Eating sugary foods and drinking sugary drinks exposes your teeth to acids, which prevents your mouth’s pH level from stabilizing to what it needs to be to fight plaque. As a result, this is often a prime time for plaque to form. In a recent study to see if certain foods can affect your mouth’s acid levels, the research team found that drinking milk reduced the mouth’s acidity, even after eating a sugary breakfast cereal.
Twenty adults participated in the study and they were given four combinations of foods. The first group ate sugary cereal only, the second group ate dry cereal followed up with whole milk, the third group had apple juice, and the last group drank tap water after their cereal.
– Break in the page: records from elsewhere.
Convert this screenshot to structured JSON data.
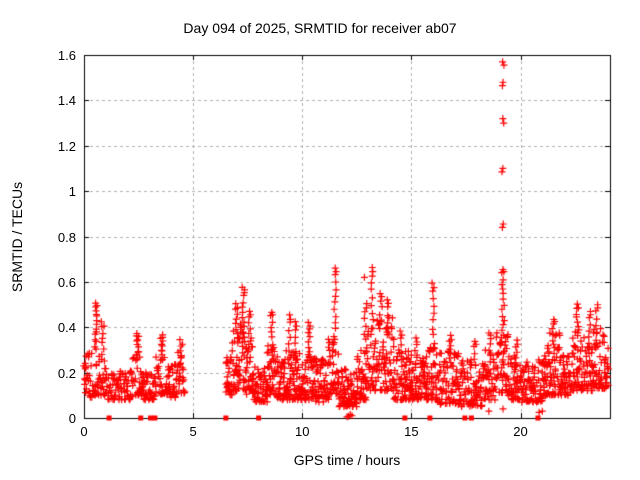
{
  "page": {
    "background": "#ffffff"
  },
  "chart_data": {
    "type": "scatter",
    "title": "Day 094 of 2025, SRMTID for receiver ab07",
    "xlabel": "GPS time / hours",
    "ylabel": "SRMTID / TECUs",
    "xlim": [
      0,
      24.1
    ],
    "ylim": [
      0,
      1.6
    ],
    "xtick_values": [
      0,
      5,
      10,
      15,
      20
    ],
    "xtick_labels": [
      "0",
      "5",
      "10",
      "15",
      "20"
    ],
    "ytick_values": [
      0,
      0.2,
      0.4,
      0.6,
      0.8,
      1.0,
      1.2,
      1.4,
      1.6
    ],
    "ytick_labels": [
      "0",
      "0.2",
      "0.4",
      "0.6",
      "0.8",
      "1",
      "1.2",
      "1.4",
      "1.6"
    ],
    "grid": true,
    "grid_color": "#b0b0b0",
    "axis_color": "#000000",
    "marker": "plus",
    "marker_color": "#ff0000",
    "marker_size_px": 7,
    "legend": null,
    "seed": 20250941,
    "data_gap_hours": [
      4.62,
      6.5
    ],
    "band_segments": [
      [
        0.0,
        0.45,
        0.09,
        0.3
      ],
      [
        0.45,
        0.75,
        0.1,
        0.28
      ],
      [
        0.75,
        1.0,
        0.1,
        0.3
      ],
      [
        1.0,
        1.6,
        0.08,
        0.2
      ],
      [
        1.6,
        2.2,
        0.08,
        0.21
      ],
      [
        2.2,
        2.65,
        0.1,
        0.3
      ],
      [
        2.65,
        3.3,
        0.08,
        0.2
      ],
      [
        3.3,
        3.8,
        0.1,
        0.28
      ],
      [
        3.8,
        4.25,
        0.09,
        0.24
      ],
      [
        4.25,
        4.62,
        0.11,
        0.3
      ],
      [
        6.5,
        6.8,
        0.1,
        0.3
      ],
      [
        6.8,
        7.15,
        0.12,
        0.4
      ],
      [
        7.15,
        7.45,
        0.12,
        0.42
      ],
      [
        7.45,
        7.8,
        0.1,
        0.35
      ],
      [
        7.8,
        8.4,
        0.07,
        0.24
      ],
      [
        8.4,
        8.8,
        0.1,
        0.32
      ],
      [
        8.8,
        9.2,
        0.08,
        0.28
      ],
      [
        9.2,
        9.8,
        0.08,
        0.3
      ],
      [
        9.8,
        10.6,
        0.08,
        0.3
      ],
      [
        10.6,
        11.2,
        0.07,
        0.26
      ],
      [
        11.2,
        11.7,
        0.1,
        0.35
      ],
      [
        11.7,
        12.5,
        0.05,
        0.22
      ],
      [
        12.5,
        13.0,
        0.08,
        0.3
      ],
      [
        13.0,
        13.35,
        0.12,
        0.42
      ],
      [
        13.35,
        14.2,
        0.12,
        0.45
      ],
      [
        14.2,
        14.9,
        0.08,
        0.3
      ],
      [
        14.9,
        15.7,
        0.08,
        0.28
      ],
      [
        15.7,
        16.2,
        0.08,
        0.32
      ],
      [
        16.2,
        17.2,
        0.06,
        0.3
      ],
      [
        17.2,
        18.3,
        0.05,
        0.26
      ],
      [
        18.3,
        18.9,
        0.08,
        0.3
      ],
      [
        18.9,
        19.45,
        0.1,
        0.38
      ],
      [
        19.45,
        20.0,
        0.08,
        0.28
      ],
      [
        20.0,
        21.1,
        0.07,
        0.26
      ],
      [
        21.1,
        21.8,
        0.1,
        0.38
      ],
      [
        21.8,
        22.4,
        0.1,
        0.32
      ],
      [
        22.4,
        22.8,
        0.12,
        0.4
      ],
      [
        22.8,
        23.3,
        0.12,
        0.38
      ],
      [
        23.3,
        24.05,
        0.13,
        0.4
      ]
    ],
    "spike_columns": [
      [
        0.55,
        0.3,
        0.51,
        14
      ],
      [
        0.85,
        0.26,
        0.42,
        8
      ],
      [
        2.45,
        0.26,
        0.375,
        10
      ],
      [
        3.55,
        0.25,
        0.37,
        10
      ],
      [
        4.45,
        0.24,
        0.34,
        6
      ],
      [
        7.0,
        0.33,
        0.5,
        9
      ],
      [
        7.3,
        0.38,
        0.58,
        10
      ],
      [
        7.6,
        0.3,
        0.47,
        8
      ],
      [
        8.6,
        0.28,
        0.47,
        9
      ],
      [
        9.4,
        0.26,
        0.45,
        7
      ],
      [
        9.7,
        0.26,
        0.42,
        6
      ],
      [
        10.3,
        0.27,
        0.42,
        8
      ],
      [
        11.5,
        0.33,
        0.66,
        12
      ],
      [
        12.9,
        0.28,
        0.5,
        8
      ],
      [
        13.2,
        0.4,
        0.66,
        9
      ],
      [
        13.6,
        0.4,
        0.55,
        6
      ],
      [
        13.9,
        0.38,
        0.52,
        5
      ],
      [
        14.5,
        0.26,
        0.38,
        5
      ],
      [
        15.2,
        0.24,
        0.35,
        5
      ],
      [
        16.0,
        0.3,
        0.59,
        10
      ],
      [
        16.8,
        0.27,
        0.36,
        6
      ],
      [
        17.9,
        0.23,
        0.34,
        5
      ],
      [
        18.6,
        0.27,
        0.38,
        5
      ],
      [
        19.2,
        0.36,
        0.66,
        14
      ],
      [
        19.8,
        0.24,
        0.34,
        5
      ],
      [
        21.5,
        0.32,
        0.44,
        6
      ],
      [
        22.6,
        0.36,
        0.5,
        8
      ],
      [
        23.15,
        0.33,
        0.47,
        6
      ],
      [
        23.5,
        0.34,
        0.5,
        6
      ]
    ],
    "outlier_points": [
      [
        19.18,
        1.57
      ],
      [
        19.24,
        1.555
      ],
      [
        19.2,
        1.48
      ],
      [
        19.17,
        1.465
      ],
      [
        19.19,
        1.32
      ],
      [
        19.23,
        1.3
      ],
      [
        19.19,
        1.1
      ],
      [
        19.15,
        1.085
      ],
      [
        19.21,
        0.855
      ],
      [
        19.17,
        0.84
      ],
      [
        12.85,
        0.62
      ]
    ],
    "low_points": [
      [
        12.05,
        0.005
      ],
      [
        12.12,
        0.008
      ],
      [
        12.2,
        0.015
      ],
      [
        12.28,
        0.01
      ],
      [
        18.55,
        0.03
      ],
      [
        19.2,
        0.04
      ],
      [
        20.85,
        0.025
      ],
      [
        21.0,
        0.03
      ]
    ],
    "zero_marker_hours": [
      1.15,
      2.6,
      3.05,
      3.25,
      6.5,
      8.0,
      14.7,
      15.85,
      17.45,
      17.75,
      20.8
    ]
  }
}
Each participant had the plaque pH levels in their mouths tested after consuming their given breakfasts.
Those who drank nothing or drank water or apple juice had relatively the same low pH levels (high acid levels), but those who drank milk had a considerably higher pH level (lower acid level).
Their conclusion? Drinking milk with your sugary cereals can significantly reduce how low your pH levels drop, which will, in turn, create a less suitable environment for plaque to form. The researchers go as far as to say that the order of ingesting the sugary foods and milk is key as well. If you drink the milk before you consume sugary foods, the milk obviously won’t be able to stop the pH drop caused by the sugar.
In other words, eating your cereal coated with milk won’t entirely solve the problem. It’s about drinking milk separately from the sugary cereal AFTER eating it.